简体繁体 English

ELK堆栈和缩放

[英]ELK Stack and scaling

原文 2015-04-20 16:19:21 4 2 elasticsearch/ logstash/ kibana

Bear with me here. 在这里忍受我。 I have spent the last week or so familiarising myself with the ELK Stack. 我花了最后一周的时间来熟悉ELK Stack。

I have a working single box solution running the ELK stack, and I have the basics down on how to forward more than one type of log, and how to put them into different ES indexes. 我有一个运行ELK堆栈的有效的单盒解决方案，并且对如何转发不止一种类型的日志以及如何将它们放入不同的ES索引有基本的了解。

This is all working pretty well, I would like to expand operations. 一切工作都很好，我想扩大规模。

My question is more how to scale the solution out to cover more data needs/requirements. 我的问题是更多如何扩展解决方案以涵盖更多数据需求/要求。

The current solution is handling a smaller subset of data, and working fine, but I would like to aggregate a lot more data. 目前的解决办法是处理数据的一个较小的子集，并且工作正常，但我想聚集了很多数据。 For example I am currently pushing message tracking logs from 4 mailbox servers, I want to do the same but for 40 mailbox servers, and much, much busier ones. 例如，我目前正在推送来自4个邮箱服务器的邮件跟踪日志，我想这样做，但要配置40个邮箱服务器，还有很多繁忙的服务器。

I would also like to push over IIS Log files from the Client Access servers, there are 18 CAS servers, and around 30 mins of IIS logs per server during peak time were 120MB in size, with almost 1 million records. 我还想从客户端访问服务器推送IIS日志文件，有18台CAS服务器，并且在高峰时间每台服务器大约30分钟的IIS日志大小为120MB，有近100万条记录。

This volume of data would most likely collapse a single box running ELK. 这种数据量很可能会使运行ELK的单个框崩溃。

I haven't really looked into it but I read that ES allows for some form of clustering to add more instances, does the same apply to Logstash as well? 我还没有真正研究过它，但是我读到ES允许某种形式的集群来添加更多实例，Logstash也一样吗？ Should Kibana be run on more than one server?
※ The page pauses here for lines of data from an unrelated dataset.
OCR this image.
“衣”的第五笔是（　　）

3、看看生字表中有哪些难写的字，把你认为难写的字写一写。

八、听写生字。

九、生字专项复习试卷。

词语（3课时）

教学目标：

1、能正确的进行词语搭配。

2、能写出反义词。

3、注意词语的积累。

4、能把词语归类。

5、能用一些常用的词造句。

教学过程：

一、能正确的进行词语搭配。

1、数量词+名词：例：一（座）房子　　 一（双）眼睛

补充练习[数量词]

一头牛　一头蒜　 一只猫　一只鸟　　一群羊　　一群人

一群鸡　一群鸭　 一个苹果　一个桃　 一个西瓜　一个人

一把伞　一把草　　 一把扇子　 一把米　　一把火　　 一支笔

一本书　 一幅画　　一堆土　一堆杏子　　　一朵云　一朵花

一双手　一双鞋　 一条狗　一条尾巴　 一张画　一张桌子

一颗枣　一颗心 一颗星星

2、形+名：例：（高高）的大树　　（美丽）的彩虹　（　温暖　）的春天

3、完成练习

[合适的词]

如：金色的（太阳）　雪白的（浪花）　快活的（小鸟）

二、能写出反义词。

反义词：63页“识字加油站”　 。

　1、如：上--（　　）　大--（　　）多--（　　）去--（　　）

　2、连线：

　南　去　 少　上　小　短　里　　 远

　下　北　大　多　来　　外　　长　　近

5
Kibana是否应在多台服务器上运行？ or a different server to both Logstash and ES? 还是Logstash和ES的服务器不同？

2 个解决方案

You will hit limits with logstash if you're doing a lot of processing on the records - groks, conditionals, etc. Watch the cpu utilization of the machine for hints. 如果您在记录上进行大量处理（例如黑眼症，条件病等），则将使用logstash达到限制。请注意机器的CPU使用率以获取提示。

For elasticsearch itself, it's about RAM and disk IO. 对于Elasticsearch本身，它与RAM和磁盘IO有关。 Having more nodes in a cluster should provide both. 群集中有更多节点应同时提供这两个方面。

With two elasticsearch nodes, you'll get redundancy (a copy on both machines). 使用两个elasticsearch节点，您将获得冗余（两台计算机上都有一个副本）。 Add a third, and you can start to realize an IO benefit (writing two copies to three machines spreads the IO). 添加第三个，您就可以开始实现IO的好处（将两个副本写入三台计算机可扩展IO）。

The ultimate data node will have 64GB of RAM on the machine, with 31GB allocated to elasticsearch. 最终数据节点将在计算机上具有64GB的RAM，其中31GB分配给elasticsearch。

You'll probably want to add non-data nodes, which handle the routing of data to be indexed and the 'reduce' phase when running queries. 您可能需要添加非数据节点，这些节点将在运行查询时处理要编制索引的数据的路由以及“减少”阶段。 Put two of them behind a load balancer. 将其中两个放在负载均衡器后面。

As Alain mentioned, adding more ES nodes will improve performance (and give you redundancy). 如Alain所述，添加更多ES节点将提高性能（并为您提供冗余）。

On the logstash front, we have two logstash servers feeding into ES - at the moment we just direct different servers to log to the different logstash servers, but we're likely to be adding a HA-Proxy layer in front to do this automatically, and again provide redundancy. 在logstash方面，我们有两个logstash服务器馈入ES-目前，我们只是将不同的服务器定向到不同的logstash服务器，但是我们可能会在前面添加一个HA-Proxy层来自动执行此操作，并再次提供冗余。

With Kibana, I wouldn't worry too much - as far as I'm aware most of the processing is done in the client browser, and that that isn't is more dependent on the performance of the ES cluster. 使用Kibana，我不必担心太多-据我所知，大多数处理都是在客户端浏览器中完成的，而这更多地取决于ES群集的性能。